= Reproductive privilege =

Form of social privilege

Reproductive privilege is a form of social privilege that describes people who have been able to regenerate themselves biologically and produce new generations with an unremarkable level of difficulty. People with a reproductive disadvantage (including those with infertility, recurrent miscarriages, involuntary childlessness, or other forms of reproductive loss or lack) use the term in reference to the variant levels of ease or difficulty with which people can become/stay pregnant and carry to term (if female) or father a living child (if male). The concept of reproductive difference is controversial and discussion of reproductive privilege is fraught with the social and sociological conflicts that are common to public discourse about children and families.

The concept of reproductive privilege, like the related concept of ableism, identifies a human capacity that many take for granted but that is not universally accessible. Reproduction is limited to people with certain bodies, at certain times of their lives, usually with certain baseline levels of physical and mental health. In addition, reproductive behaviors have traditionally occurred within a certain social and economic framework that may be inaccessible to some people for any number of reasons. A stereotypical post-menopausal 19th century spinster who still yearns for children might see a young and beautiful bride as having "reproductive privilege" in that she has an opportunity for and strong likelihood of reproduction. Heterosexual couples have a reproductive advantage over homosexual couples.
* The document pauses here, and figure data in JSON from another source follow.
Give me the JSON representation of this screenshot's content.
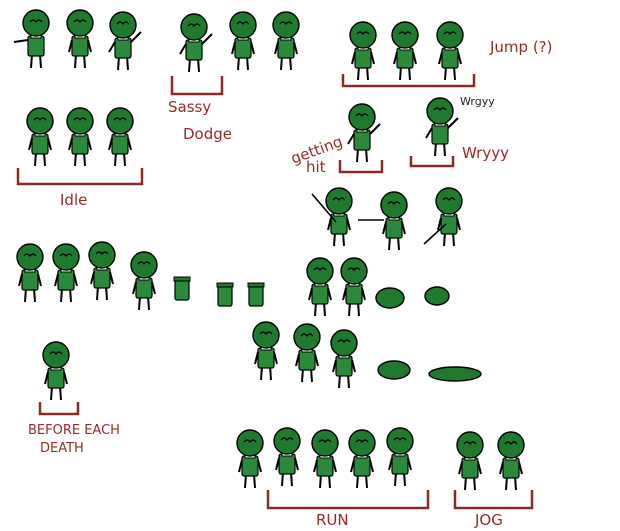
{
  "labels": {
    "sassy": "Sassy",
    "dodge": "Dodge",
    "jump": "Jump (?)",
    "wryyy_small": "Wrgyy",
    "getting": "getting",
    "hit": "hit",
    "wryyy": "Wryyy",
    "idle": "Idle",
    "before": "BEFORE EACH",
    "death": "DEATH",
    "run": "RUN",
    "jog": "JOG"
  },
  "colors": {
    "bracket": "#8b2a22",
    "hair": "#1f7a2e",
    "body": "#2b8a3a",
    "outline": "#000000"
  }
}
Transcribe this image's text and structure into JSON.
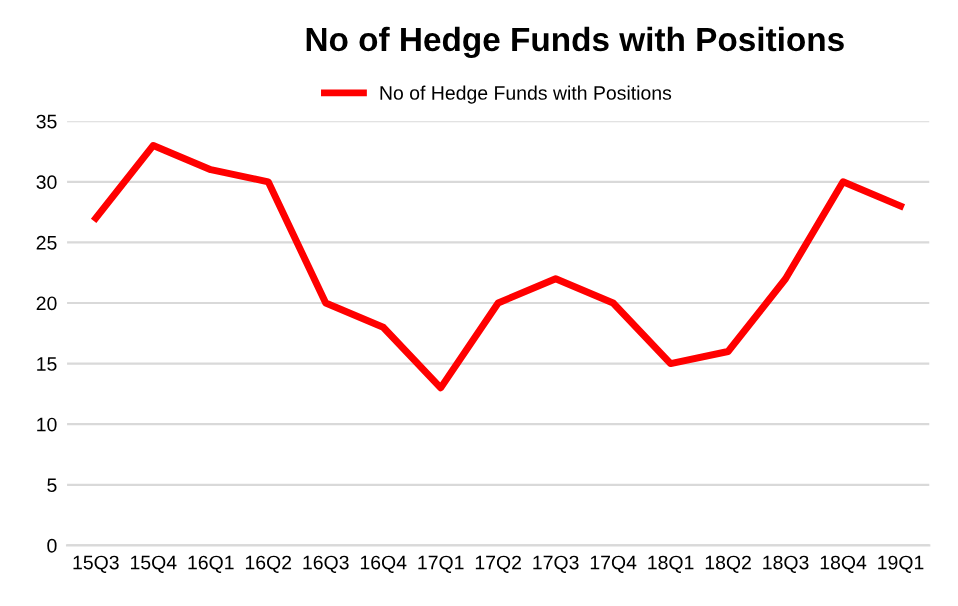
{
  "chart_data": {
    "type": "line",
    "title": "No of Hedge Funds with Positions",
    "categories": [
      "15Q3",
      "15Q4",
      "16Q1",
      "16Q2",
      "16Q3",
      "16Q4",
      "17Q1",
      "17Q2",
      "17Q3",
      "17Q4",
      "18Q1",
      "18Q2",
      "18Q3",
      "18Q4",
      "19Q1"
    ],
    "series": [
      {
        "name": "No of Hedge Funds with Positions",
        "color": "#ff0000",
        "values": [
          27,
          33,
          31,
          30,
          20,
          18,
          13,
          20,
          22,
          20,
          15,
          16,
          22,
          30,
          28
        ]
      }
    ],
    "ylim": [
      0,
      35
    ],
    "yticks": [
      0,
      5,
      10,
      15,
      20,
      25,
      30,
      35
    ],
    "grid": "y",
    "legend": "top",
    "marker": "none",
    "line_style": "solid"
  }
}
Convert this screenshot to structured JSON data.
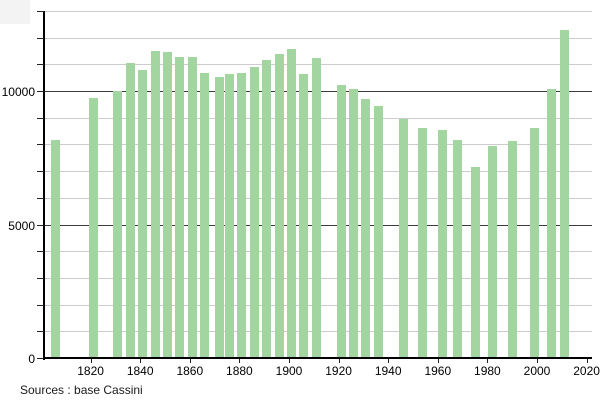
{
  "source_note": "Sources : base Cassini",
  "colors": {
    "bar": "#a2d59f",
    "minor_grid": "#cccccc",
    "major_grid": "#3c3c3c",
    "axis": "#000000"
  },
  "chart_data": {
    "type": "bar",
    "title": "",
    "xlabel": "",
    "ylabel": "",
    "legend": "none",
    "grid": "horizontal minor lines every 1000, dark lines at 5000 and 10000",
    "xlim": [
      1801,
      2023
    ],
    "ylim": [
      0,
      13000
    ],
    "x": [
      1806,
      1821,
      1831,
      1836,
      1841,
      1846,
      1851,
      1856,
      1861,
      1866,
      1872,
      1876,
      1881,
      1886,
      1891,
      1896,
      1901,
      1906,
      1911,
      1921,
      1926,
      1931,
      1936,
      1946,
      1954,
      1962,
      1968,
      1975,
      1982,
      1990,
      1999,
      2006,
      2011
    ],
    "values": [
      8160,
      9740,
      10010,
      11040,
      10790,
      11500,
      11480,
      11260,
      11280,
      10660,
      10540,
      10650,
      10660,
      10910,
      11170,
      11390,
      11580,
      10650,
      11230,
      10220,
      10060,
      9690,
      9440,
      8940,
      8630,
      8540,
      8160,
      7140,
      7950,
      8130,
      8600,
      10080,
      12300
    ],
    "x_tick_years": [
      1820,
      1840,
      1860,
      1880,
      1900,
      1920,
      1940,
      1960,
      1980,
      2000,
      2020
    ],
    "x_tick_labels": [
      "1820",
      "1840",
      "1860",
      "1880",
      "1900",
      "1920",
      "1940",
      "1960",
      "1980",
      "2000",
      "2020"
    ],
    "y_tick_values": [
      0,
      5000,
      10000
    ],
    "y_tick_labels": [
      "0",
      "5000",
      "10000"
    ],
    "minor_grid_step": 1000,
    "major_grid_values": [
      5000,
      10000
    ]
  }
}
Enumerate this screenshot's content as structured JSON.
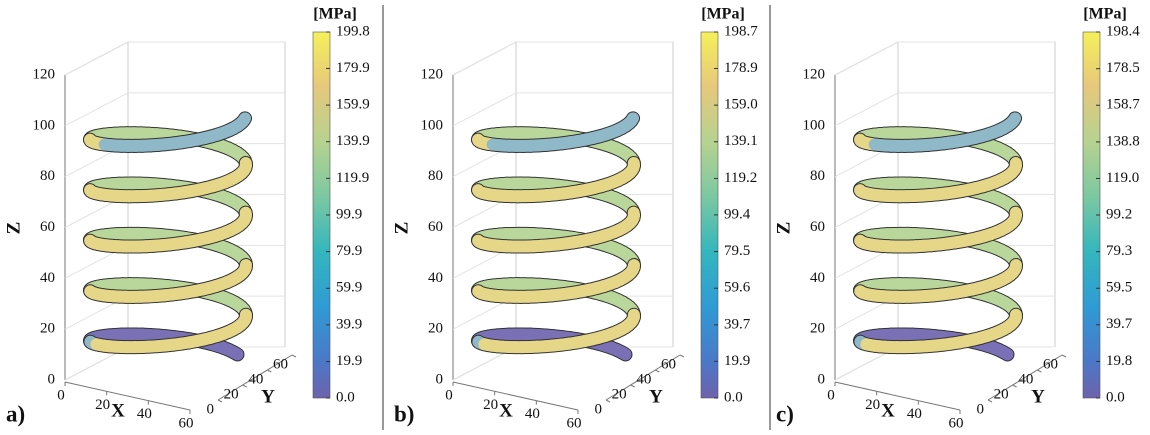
{
  "chart_data": [
    {
      "type": "helix3d",
      "panel_label": "a)",
      "xlabel": "X",
      "ylabel": "Y",
      "zlabel": "Z",
      "xlim": [
        0,
        60
      ],
      "xticks": [
        0,
        20,
        40,
        60
      ],
      "ylim": [
        0,
        60
      ],
      "yticks": [
        0,
        20,
        40,
        60
      ],
      "zlim": [
        0,
        120
      ],
      "zticks": [
        0,
        20,
        40,
        60,
        80,
        100,
        120
      ],
      "colorbar_label": "[MPa]",
      "clim": [
        0,
        199.8
      ],
      "cticks": [
        {
          "value": 0,
          "label": "0.0"
        },
        19.9,
        39.9,
        59.9,
        79.9,
        99.9,
        119.9,
        139.9,
        159.9,
        179.9,
        199.8
      ]
    },
    {
      "type": "helix3d",
      "panel_label": "b)",
      "xlabel": "X",
      "ylabel": "Y",
      "zlabel": "Z",
      "xlim": [
        0,
        60
      ],
      "xticks": [
        0,
        20,
        40,
        60
      ],
      "ylim": [
        0,
        60
      ],
      "yticks": [
        0,
        20,
        40,
        60
      ],
      "zlim": [
        0,
        120
      ],
      "zticks": [
        0,
        20,
        40,
        60,
        80,
        100,
        120
      ],
      "colorbar_label": "[MPa]",
      "clim": [
        0,
        198.7
      ],
      "cticks": [
        {
          "value": 0,
          "label": "0.0"
        },
        19.9,
        39.7,
        59.6,
        79.5,
        99.4,
        119.2,
        139.1,
        {
          "value": 159,
          "label": "159.0"
        },
        178.9,
        198.7
      ]
    },
    {
      "type": "helix3d",
      "panel_label": "c)",
      "xlabel": "X",
      "ylabel": "Y",
      "zlabel": "Z",
      "xlim": [
        0,
        60
      ],
      "xticks": [
        0,
        20,
        40,
        60
      ],
      "ylim": [
        0,
        60
      ],
      "yticks": [
        0,
        20,
        40,
        60
      ],
      "zlim": [
        0,
        120
      ],
      "zticks": [
        0,
        20,
        40,
        60,
        80,
        100,
        120
      ],
      "colorbar_label": "[MPa]",
      "clim": [
        0,
        198.4
      ],
      "cticks": [
        {
          "value": 0,
          "label": "0.0"
        },
        19.8,
        39.7,
        59.5,
        79.3,
        99.2,
        {
          "value": 119,
          "label": "119.0"
        },
        138.8,
        158.7,
        178.5,
        198.4
      ]
    }
  ]
}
An infertile couple that successfully adopted arguably has two forms of reproductive privilege, one compared to the biological parents who were not financially or emotionally equipped to raise an infant to adulthood, and two, to other adoption-seeking parents who have not been able to successfully arrange an adoption. While the most common use of reproductive privilege is in regards to fertility versus infertility, it can also describe the comfort of a privileged ignorance of miscarriage, stillbirth and infant death. In the words of one writer, "If people talking about their grief, their loss, their lack makes you feel uncomfortable and defensive: well, that’s privilege...You're entitled to your happiness. Just as we are entitled not to censor our sadness."

Opponents of the concept argue that it commodifies children.